Nederlandse naam:
Schot van grove den
Wetenschappelijke naam:
Lophodermium seditiosum

Wetenschappelijke naam: Lophodermium seditiosum
Synoniemen: —
Nederlandse naam: Schot van grove den
Taxonomische indeling: Ascomycetes; Rhytismatales

Beschrijving en levenscyclus:
De ziekte kenmerkt zich door het geleidelijk vergelen en verdorren van de naalden, waarbij er per naald in het begin vaak scherp afgegrensde vergelingspatronen waarneembaar zijn. Op de afgestorven naalden verschijnen 1-2 mm lange, ovale tot puntig ovale vruchtlichamen (hysterothecia) die in de maanden juli en augustus over het midden openbarsten, waarbij de ascosporen vrijkomen.
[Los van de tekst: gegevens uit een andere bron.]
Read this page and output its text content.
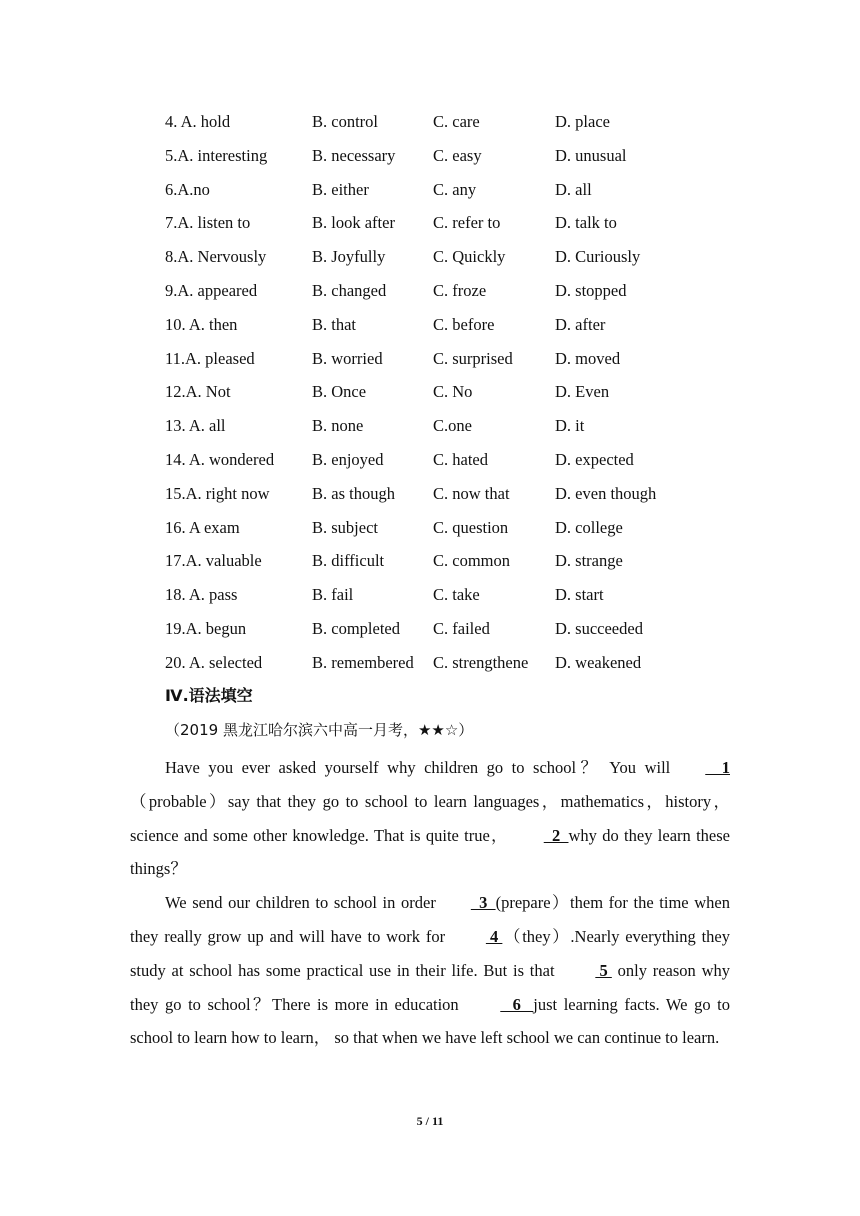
4. A. hold	B. control	C. care	D. place
5.A. interesting	B. necessary C. easy	D. unusual
6.A.no	B. either	C. any	D. all
7.A. listen to	B. look after C. refer to	D. talk to
8.A. Nervously	B. Joyfully	C. Quickly	D. Curiously
9.A. appeared	B. changed	C. froze	D. stopped
10. A. then	B. that	C. before	D. after
11.A. pleased	B. worried	C. surprised	D. moved
12.A. Not	B. Once	C. No	D. Even
13. A. all	B. none	C.one	D. it
14. A. wondered B. enjoyed	C. hated	D. expected
15.A. right now	B. as though C. now that	D. even though
16. A exam	B. subject	C. question	D. college
17.A. valuable	B. difficult	C. common	D. strange
18. A. pass	B. fail	C. take	D. start
19.A. begun	B. completed C. failed	D. succeeded
20. A. selected	B. remembered C. strengthene D. weakened
Ⅳ.语法填空
（2019 黑龙江哈尔滨六中高一月考，★★☆）

Have you ever asked yourself why children go to school？ You will    1（probable）say that they go to school to learn languages，mathematics，history，science and some other knowledge. That is quite true，  2  why do they learn these things？

We send our children to school in order  3  (prepare）them for the time when they really grow up and will have to work for  4 （they）.Nearly everything they study at school has some practical use in their life. But is that  5  only reason why they go to school？There is more in education    6   just learning facts. We go to school to learn how to learn， so that when we have left school we can continue to learn.

5 / 11
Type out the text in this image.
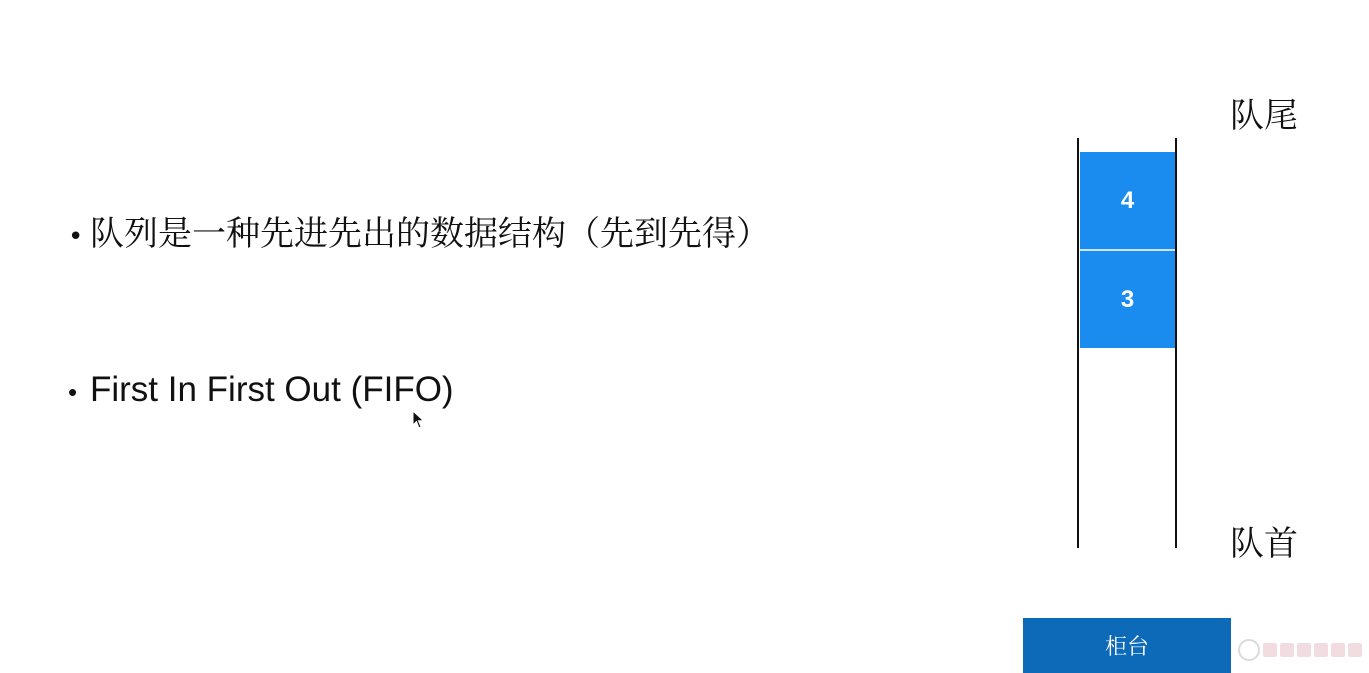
• 队列是一种先进先出的数据结构（先到先得）
• First In First Out (FIFO)
队尾
4
3
队首
柜台
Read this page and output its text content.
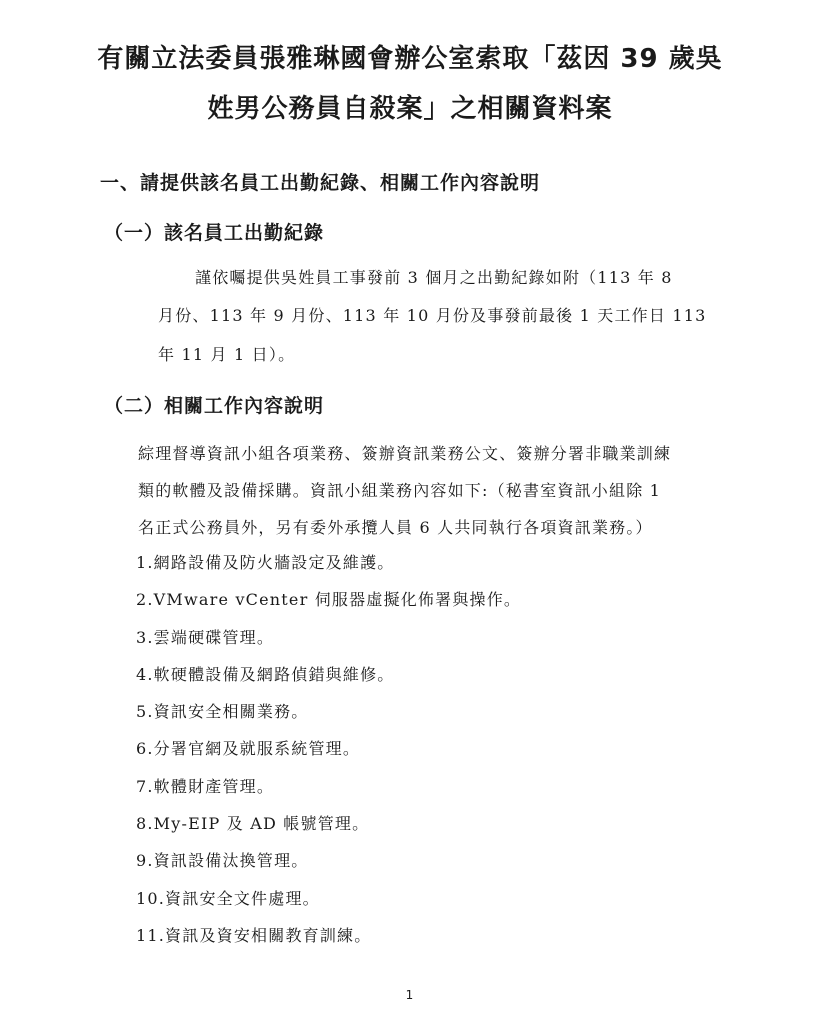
有關立法委員張雅琳國會辦公室索取「茲因 39 歲吳
姓男公務員自殺案」之相關資料案
一、請提供該名員工出勤紀錄、相關工作內容說明
（一）該名員工出勤紀錄
謹依囑提供吳姓員工事發前 3 個月之出勤紀錄如附（113 年 8
月份、113 年 9 月份、113 年 10 月份及事發前最後 1 天工作日 113
年 11 月 1 日）。
（二）相關工作內容說明
綜理督導資訊小組各項業務、簽辦資訊業務公文、簽辦分署非職業訓練
類的軟體及設備採購。資訊小組業務內容如下:（秘書室資訊小組除 1
名正式公務員外，另有委外承攬人員 6 人共同執行各項資訊業務。）
1.網路設備及防火牆設定及維護。
2.VMware vCenter 伺服器虛擬化佈署與操作。
3.雲端硬碟管理。
4.軟硬體設備及網路偵錯與維修。
5.資訊安全相關業務。
6.分署官網及就服系統管理。
7.軟體財產管理。
8.My-EIP 及 AD 帳號管理。
9.資訊設備汰換管理。
10.資訊安全文件處理。
11.資訊及資安相關教育訓練。
1
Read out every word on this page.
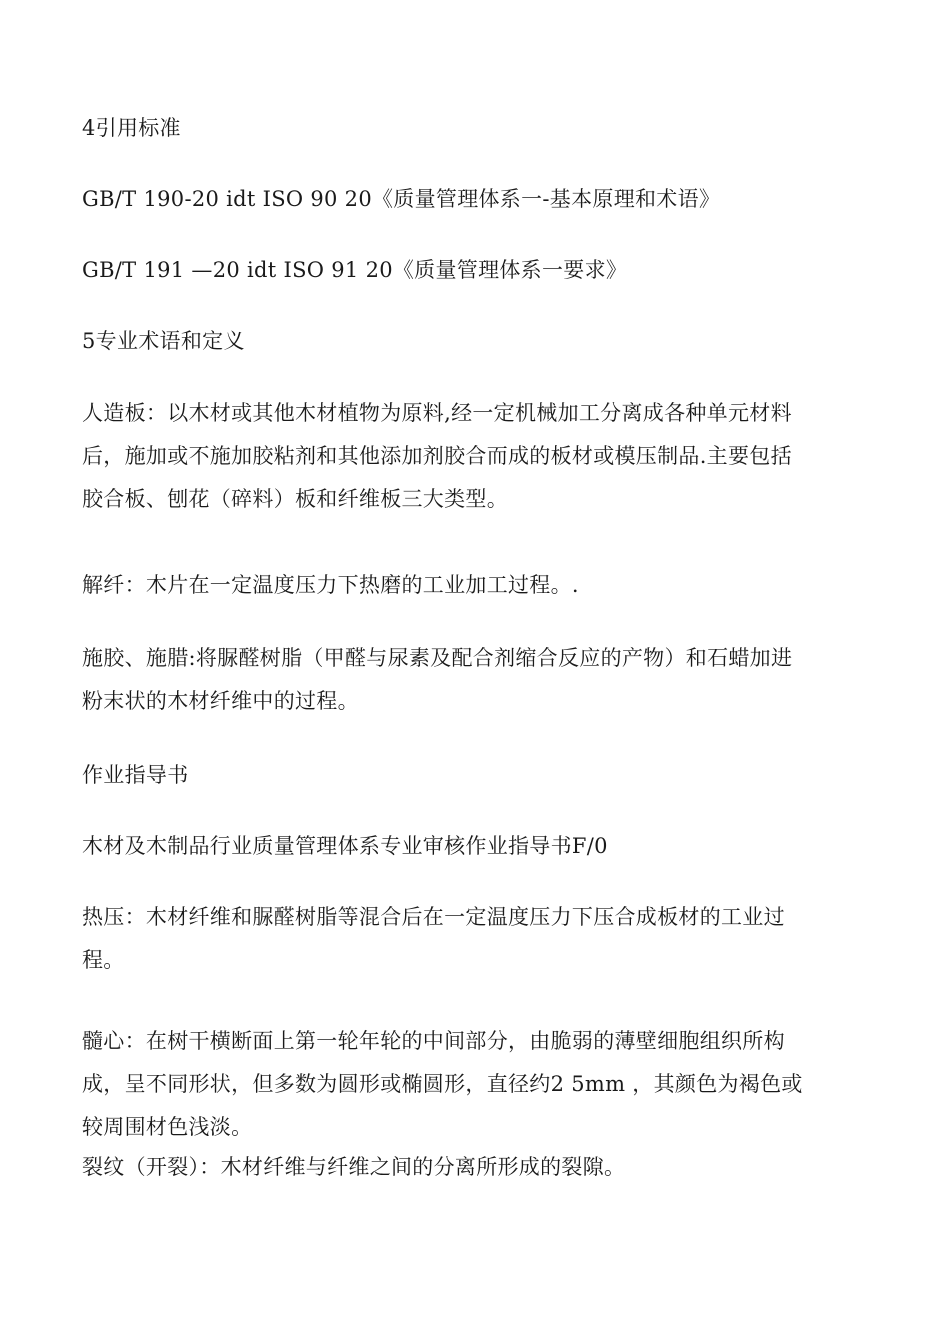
4引用标准

GB/T 190-20 idt ISO 90 20《质量管理体系一-基本原理和术语》

GB/T 191 —20 idt ISO 91 20《质量管理体系一要求》

5专业术语和定义

人造板：以木材或其他木材植物为原料,经一定机械加工分离成各种单元材料
后，施加或不施加胶粘剂和其他添加剂胶合而成的板材或模压制品.主要包括
胶合板、刨花（碎料）板和纤维板三大类型。

解纤：木片在一定温度压力下热磨的工业加工过程。.

施胶、施腊:将脲醛树脂（甲醛与尿素及配合剂缩合反应的产物）和石蜡加进
粉末状的木材纤维中的过程。

作业指导书

木材及木制品行业质量管理体系专业审核作业指导书F/0

热压：木材纤维和脲醛树脂等混合后在一定温度压力下压合成板材的工业过
程。

髓心：在树干横断面上第一轮年轮的中间部分，由脆弱的薄壁细胞组织所构
成，呈不同形状，但多数为圆形或椭圆形，直径约2 5mm ，其颜色为褐色或
较周围材色浅淡。

裂纹（开裂）：木材纤维与纤维之间的分离所形成的裂隙。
Deze zorgen voor de verspreiding van de ziekte. Soms vormen zich onder de epidermis, vóór het verschijnen van de hysterothecia ook kleine zwarte, ca. 0,5 mm grote sporenhoopjes (pycniden) waarin microconidiën worden gevormd, maar deze dragen, voor zover bekend, niet of nauwelijks bij aan de verspreiding van de ziekte. Infectie vindt plaats via de huidmondjes. De schimmel overwintert in de in het najaar geïnfecteerde naalden van de boom en in de vruchtlichamen in de afgevallen naalden.

Type aantasting:
Bladvlekkenziekte.

Waardplanten:
Het geslacht Pinus, met name Pinus sylvestris.

Aangetaste plantendelen:
Naalden.

Aantastingsbeeld:
In april/mei worden de in het voorgaande jaar gevormde naalden vrij snel bruin en vallen af. Op de verbruinde naalden is doorgaans een afwisselend patroon van lichte en donkere vlekken waarneembaar. In de loop van de zomer zijn op de naalden donkerbruine, 1-2 mm grote, koffieboonvormige vruchtlichamen waarneembaar. In de loop van de (na)zomer verschijnen op de naalden verspreid liggende kleine ronde gele vlekjes die zich geleidelijk uitbreiden.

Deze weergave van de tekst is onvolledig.